The weather was agreeably warm for enjoying the beach most of the days we were there, but about the fourth day an afternoon thunderstorm stirred up the sea so that the deep cold water was brought to shore. The water was too cold for all but the hardiest for the rest of the week.

With the water affected as it had been, the temperature varied sharply from one spot to another. Little streams of cold and warm water swirled around silently in the shallows. If you moved a few meters one way or the other it would change from warm to frigid and back again. [My friend and fellow volunteer] Justin said he had read that at the lower levels of the Black Sea there was cold fresh water, from its ancient origins as a lake fed by the Danube and the other rivers going into it. Riding above this cold layer was the salty seawater from the Aegean (or in Bulgarian, “The White Sea”) across the Dardanelles where treacherous currents form at the boundary of the two large seas.

Since salt water was heavier than fresh water, it was a bit of a mystery why it was this way instead of the other. It was as if the seawater were balanced precariously atop the lighter fresh water, and had been for a long time, since the channel between the two seas opened up. Some scientists saw a danger in this seemingly unstable situation, that something could cause the two water masses to flip over, destroying the ecology of whatever lived in either zone. As I moved from one stringy stream of cold water to another I wondered what intricate balances there might be, that we were completely unaware of, in things we see and experience every day.

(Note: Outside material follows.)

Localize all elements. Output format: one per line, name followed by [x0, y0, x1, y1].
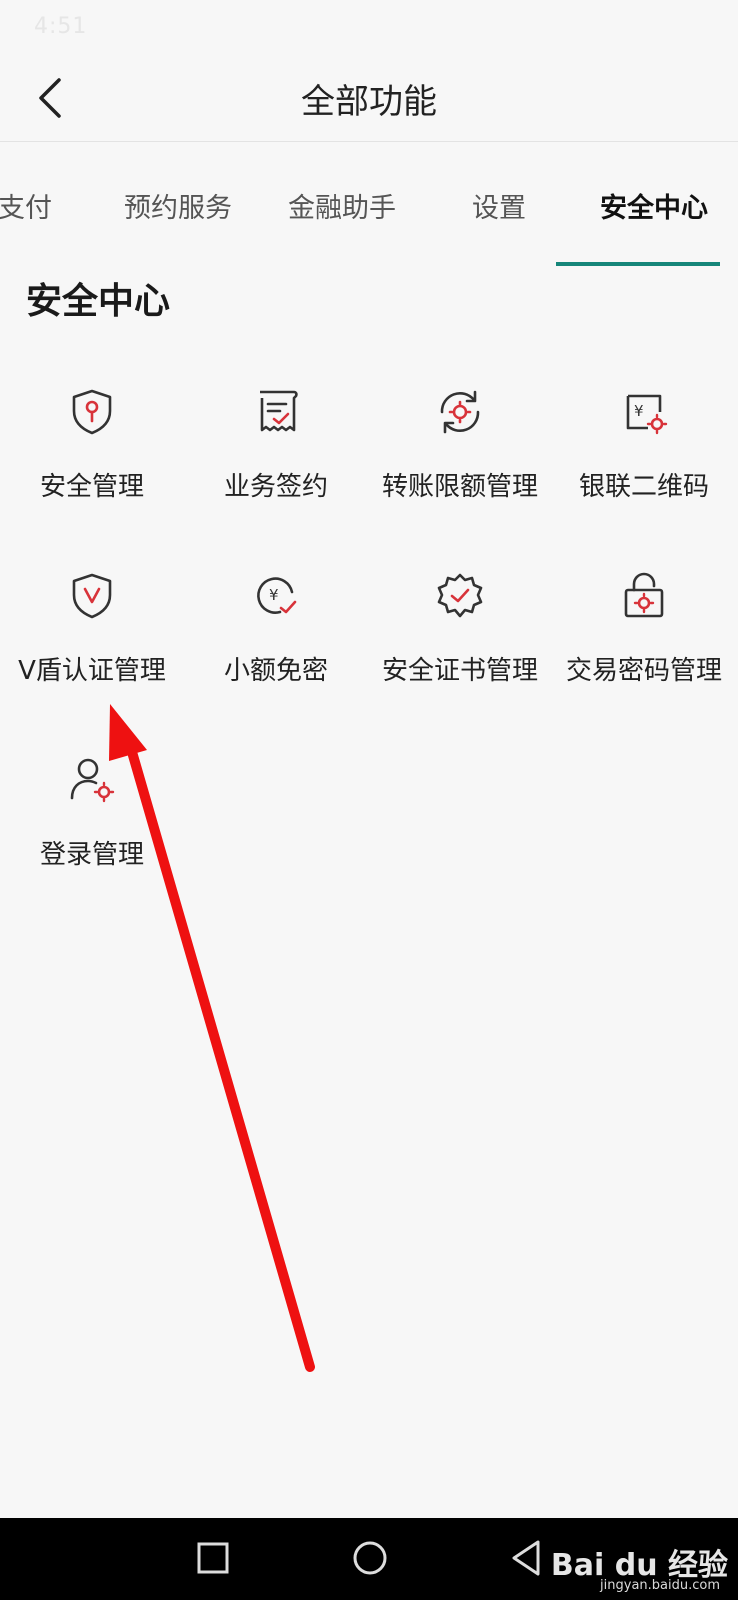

A Breeze in Bulgaria, p. 211

Lately we read of trouble in Ukraine. I think of instability and balance. Halfway between Balchik on the west shore and Sochi on the east, the Ukrainian city of Sevastopol has installed a pro-Russian mayor, staking claim to the strategically important Crimean peninsula. It sits between the pro-European demonstrators in Kiev to the west, with its ruins and bloody confrontations and smoldering fires, and the Russian-leaning eastern half of Ukraine. In the east, the ousted president is hiding out from criminal charges pressed by those in the western half, taking refuge with the Russian majority. Mr. Putin, coming off his successful run as scowling emcee of the Sochi Olympics, wields a bludgeon comprising, of all things, economic threats.

map, black seaThe map (click to embiggen) shows Sevastopol on the big peninsula resting in that unstable Black Sea, balancing Ukraine above it precariously on a point. It looks like a seesaw, a child’s teeter-totter. The Black Sea, where that fulcrum rests, has Bulgaria and Romania on the west shore, both members of the EU albeit in a marginalized status with limitations and contentious conditions. On the east shore, Russia and its other little problem, Georgia. In between, literally and figuratively, geographically and philosophically, Ukraine.

I hope the idea that the Black Sea is potentially unstable is a baseless worry, and that nothing will ever cause the two water masses to flip over and destroy the ecology of the sea. And I hope the dangerous instability in Ukraine will resolve itself without damaging either side. If one kid falls off a seesaw, the other one gets hurt too.